Le poids du passé

 

Il y a deux grandes erreurs que l’on commet souvent en psychothérapie, mais aussi dans la vie.

La première, c’est de ne pas accorder assez d’importance à notre passé ; la seconde, c’est de lui en accorder trop. Voyons ça ensemble…

Première erreur, donc : ne pas accorder assez d’importance à son passé. C’est croire que nos efforts présents, nos succès ou nos difficultés, ne doivent rien, ou peu, à tout ce que nous avons vécu auparavant, à notre famille, à notre milieu social, ou même au département dont nous venons…

Eh oui, que nos ancêtres aient vécu dans le Loir-et-Cher ou en Algérie, qu’ils aient été riches ou pauvres, anxieux ou heureux, qu’ils aient connu guerre, déportation, violences, ou qu’ils en aient été protégés… tout cela et bien d’autres choses du passé, nous façonne, sur le plan psychologique et même biologique, comme le montrent les recherches sur l’épigénétique.

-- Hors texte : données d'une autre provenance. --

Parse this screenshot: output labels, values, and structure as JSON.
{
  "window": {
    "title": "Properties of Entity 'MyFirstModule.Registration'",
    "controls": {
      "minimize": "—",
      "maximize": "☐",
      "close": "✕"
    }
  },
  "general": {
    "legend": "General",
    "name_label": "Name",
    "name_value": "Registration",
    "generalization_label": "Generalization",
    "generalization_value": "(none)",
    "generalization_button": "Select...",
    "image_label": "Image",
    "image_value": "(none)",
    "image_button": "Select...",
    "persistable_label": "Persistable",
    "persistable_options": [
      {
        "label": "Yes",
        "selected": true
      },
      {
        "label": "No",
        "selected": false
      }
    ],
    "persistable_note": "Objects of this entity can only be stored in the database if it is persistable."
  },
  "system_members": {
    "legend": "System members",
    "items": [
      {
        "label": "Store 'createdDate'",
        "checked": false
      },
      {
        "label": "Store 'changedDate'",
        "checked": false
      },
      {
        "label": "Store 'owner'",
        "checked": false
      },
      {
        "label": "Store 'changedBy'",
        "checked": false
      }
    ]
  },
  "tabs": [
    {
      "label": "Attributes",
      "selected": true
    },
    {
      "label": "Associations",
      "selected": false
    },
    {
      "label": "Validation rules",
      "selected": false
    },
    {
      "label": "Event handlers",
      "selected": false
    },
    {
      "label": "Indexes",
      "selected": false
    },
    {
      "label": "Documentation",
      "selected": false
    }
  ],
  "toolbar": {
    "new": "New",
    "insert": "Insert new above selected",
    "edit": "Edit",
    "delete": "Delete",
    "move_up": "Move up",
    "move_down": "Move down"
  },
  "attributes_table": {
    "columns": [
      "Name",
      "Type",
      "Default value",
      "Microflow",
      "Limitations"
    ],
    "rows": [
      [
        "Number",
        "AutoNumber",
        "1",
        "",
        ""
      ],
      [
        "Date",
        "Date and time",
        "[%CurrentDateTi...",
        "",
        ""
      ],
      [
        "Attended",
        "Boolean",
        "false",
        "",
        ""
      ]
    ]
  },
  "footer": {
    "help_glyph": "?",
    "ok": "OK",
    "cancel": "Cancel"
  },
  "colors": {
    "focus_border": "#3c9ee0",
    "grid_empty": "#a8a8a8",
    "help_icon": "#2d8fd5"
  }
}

D’où l’évidente nécessité de ne jamais négliger son passé, et de régulièrement travailler à mettre au jour la manière dont il nous influence, et dont nous pouvons, de cette influence, garder le meilleur, et écarter, de notre mieux, le reste.

Et puis, à un moment, il faut lâcher l’affaire ! Sous peine de commettre la seconde erreur dont nous parlions tout à l’heure, qui serait de trop attendre de ce travail sur ses racines : rien de plus stérile que de s’enliser dans son passé, de patauger dans le ressentiment, la plainte, la nostalgie, la quête de toujours plus de passé, de toujours plus de secrets…

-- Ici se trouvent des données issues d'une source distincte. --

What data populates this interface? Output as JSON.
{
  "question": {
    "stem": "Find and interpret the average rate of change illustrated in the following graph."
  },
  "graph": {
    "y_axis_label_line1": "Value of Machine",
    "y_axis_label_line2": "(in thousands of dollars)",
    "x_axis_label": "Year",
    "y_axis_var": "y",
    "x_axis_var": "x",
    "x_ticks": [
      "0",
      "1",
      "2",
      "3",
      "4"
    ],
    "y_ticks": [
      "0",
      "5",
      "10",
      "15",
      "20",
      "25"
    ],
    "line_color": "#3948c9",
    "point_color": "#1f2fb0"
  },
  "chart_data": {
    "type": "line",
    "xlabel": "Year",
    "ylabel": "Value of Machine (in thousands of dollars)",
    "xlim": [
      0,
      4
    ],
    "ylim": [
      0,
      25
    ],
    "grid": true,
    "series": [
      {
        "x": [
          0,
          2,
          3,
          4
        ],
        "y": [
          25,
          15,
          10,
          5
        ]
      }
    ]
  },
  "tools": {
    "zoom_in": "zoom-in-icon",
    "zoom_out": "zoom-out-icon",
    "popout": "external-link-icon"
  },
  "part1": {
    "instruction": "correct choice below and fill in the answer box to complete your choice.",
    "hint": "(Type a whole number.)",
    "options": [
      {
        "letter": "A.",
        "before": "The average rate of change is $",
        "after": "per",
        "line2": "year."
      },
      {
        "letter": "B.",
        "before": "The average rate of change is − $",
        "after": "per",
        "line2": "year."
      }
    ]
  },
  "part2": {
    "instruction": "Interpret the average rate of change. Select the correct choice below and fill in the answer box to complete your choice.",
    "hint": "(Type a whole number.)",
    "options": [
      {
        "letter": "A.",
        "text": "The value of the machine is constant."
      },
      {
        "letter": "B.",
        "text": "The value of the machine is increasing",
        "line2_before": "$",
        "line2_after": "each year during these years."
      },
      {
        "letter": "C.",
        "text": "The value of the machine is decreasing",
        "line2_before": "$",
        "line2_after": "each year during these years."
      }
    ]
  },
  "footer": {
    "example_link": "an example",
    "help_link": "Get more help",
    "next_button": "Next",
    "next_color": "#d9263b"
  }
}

À un moment, il faut arrêter de farfouiller dans ce que Malraux appelait « notre misérable petit tas de secrets »…

Nous sommes des êtres vivants, et non des fantômes ! On définit parfois le Vivant comme « une mémoire qui agit ». Eh bien, la vie, c’est se souvenir pour mieux agir, et pas se souvenir au lieu d’agir.

Et puis, la vie, c’est aussi chercher au bon endroit…

L’autre jour, sur une plage en Bretagne, j’ai croisé un monsieur en quête d’un trésor : il marchait le regard rivé au sol, avec une canne qu’il promenait au ras du sable pour détecter les métaux, et un casque sur la tête pour entendre les bips-bips.

Je l’arrête pour lui demander ce qu’il avait trouvé de beau, et gentiment, il me montre son butin : 2-3 pièces de monnaie, de vieilles clés, et quelques vis, clous et autres boulons. Nous bavardons 5 minutes, puis chacun de nous repart de son côté.

Le ciel est magnifique ; la rumeur des vagues et les cris des mouettes nous font un bain sonore à la fois stimulant et pacifiant ; ça sent bon l’iode, les embruns et le varech.

Et ce monsieur sympathique me fait alors penser à certaines personnes obsédées par la psychogénéalogie et par les secrets de famille, qui cherchent les clés du bonheur et du bien-être au mauvais endroit : dans le passé plutôt que dans le présent, et sous le sable plutôt que dans le ciel…

 

Illustration : un de mes ancêtres, j’en suis sûr, a été jadis barman dans une taverne romaine (squelette avec deux cruches à vin. Mosaïque de Pompéi, 1er siècle avant JC).

PS : cet article reprend ma chronique du 10 janvier 2023 dans l’émission de France Inter, Grand Bien Vous Fasse.